Cosette’s grief, which had been so poignant and lively four or five months previously, had, without her being conscious of the fact, entered upon its convalescence. Nature, spring, youth, love for her father, the gayety of the birds and flowers, caused something almost resembling forgetfulness to filter gradually, drop by drop, into that soul, which was so virgin and so young. Was the fire wholly extinct there? Or was it merely that layers of ashes had formed? The truth is, that she hardly felt the painful and burning spot any longer.
One day she suddenly thought of Marius: Why! said she, I no longer think of him.
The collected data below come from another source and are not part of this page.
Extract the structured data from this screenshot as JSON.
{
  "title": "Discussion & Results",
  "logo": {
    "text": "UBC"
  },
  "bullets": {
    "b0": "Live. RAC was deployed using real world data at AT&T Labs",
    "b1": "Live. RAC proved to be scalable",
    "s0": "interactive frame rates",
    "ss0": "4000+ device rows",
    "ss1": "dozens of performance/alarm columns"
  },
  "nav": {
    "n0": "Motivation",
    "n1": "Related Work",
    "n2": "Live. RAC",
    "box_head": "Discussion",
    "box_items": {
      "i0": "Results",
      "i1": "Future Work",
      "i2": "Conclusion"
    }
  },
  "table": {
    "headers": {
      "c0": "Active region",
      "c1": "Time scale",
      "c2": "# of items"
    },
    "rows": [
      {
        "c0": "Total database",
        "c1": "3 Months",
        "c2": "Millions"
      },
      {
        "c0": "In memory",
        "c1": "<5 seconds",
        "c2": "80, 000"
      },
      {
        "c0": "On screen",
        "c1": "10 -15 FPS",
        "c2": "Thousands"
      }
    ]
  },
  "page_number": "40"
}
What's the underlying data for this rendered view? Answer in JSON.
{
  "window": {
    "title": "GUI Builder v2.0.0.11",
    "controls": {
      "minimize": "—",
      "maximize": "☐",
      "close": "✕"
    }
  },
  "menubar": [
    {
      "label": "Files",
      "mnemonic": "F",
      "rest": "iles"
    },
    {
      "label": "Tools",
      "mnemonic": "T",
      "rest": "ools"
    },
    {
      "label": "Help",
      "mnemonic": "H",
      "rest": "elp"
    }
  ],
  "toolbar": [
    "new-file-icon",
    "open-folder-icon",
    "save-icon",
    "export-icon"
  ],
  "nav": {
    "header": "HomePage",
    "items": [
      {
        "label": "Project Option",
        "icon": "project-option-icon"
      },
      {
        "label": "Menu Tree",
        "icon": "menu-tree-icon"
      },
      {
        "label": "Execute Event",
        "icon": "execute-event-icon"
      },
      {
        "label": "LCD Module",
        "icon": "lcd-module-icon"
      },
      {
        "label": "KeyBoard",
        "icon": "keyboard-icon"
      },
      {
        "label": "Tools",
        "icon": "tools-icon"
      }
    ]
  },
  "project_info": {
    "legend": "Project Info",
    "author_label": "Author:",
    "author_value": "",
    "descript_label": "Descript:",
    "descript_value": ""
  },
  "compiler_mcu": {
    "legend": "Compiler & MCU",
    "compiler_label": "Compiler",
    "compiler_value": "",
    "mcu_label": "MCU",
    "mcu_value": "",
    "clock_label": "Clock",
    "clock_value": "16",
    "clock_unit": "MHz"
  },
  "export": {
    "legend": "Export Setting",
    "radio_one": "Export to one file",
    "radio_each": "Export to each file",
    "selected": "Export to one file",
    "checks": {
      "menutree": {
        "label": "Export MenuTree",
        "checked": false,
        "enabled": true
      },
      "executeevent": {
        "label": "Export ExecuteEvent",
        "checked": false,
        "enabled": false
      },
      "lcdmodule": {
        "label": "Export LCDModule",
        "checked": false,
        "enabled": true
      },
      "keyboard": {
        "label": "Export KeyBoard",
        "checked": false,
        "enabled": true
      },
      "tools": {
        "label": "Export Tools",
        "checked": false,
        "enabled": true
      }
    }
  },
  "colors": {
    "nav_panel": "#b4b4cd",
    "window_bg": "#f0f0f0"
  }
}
That same week, she noticed a very handsome officer of lancers, with a wasp-like waist, a delicious uniform, the cheeks of a young girl, a sword under his arm, waxed mustaches, and a glazed schapka, passing the gate. Moreover, he had light hair, prominent blue eyes, a round face, was vain, insolent and good-looking; quite the reverse of Marius. He had a cigar in his mouth. Cosette thought that this officer doubtless belonged to the regiment in barracks in the Rue de Babylone.
On the following day, she saw him pass again. She took note of the hour.
From that time forth, was it chance? she saw him pass nearly every day.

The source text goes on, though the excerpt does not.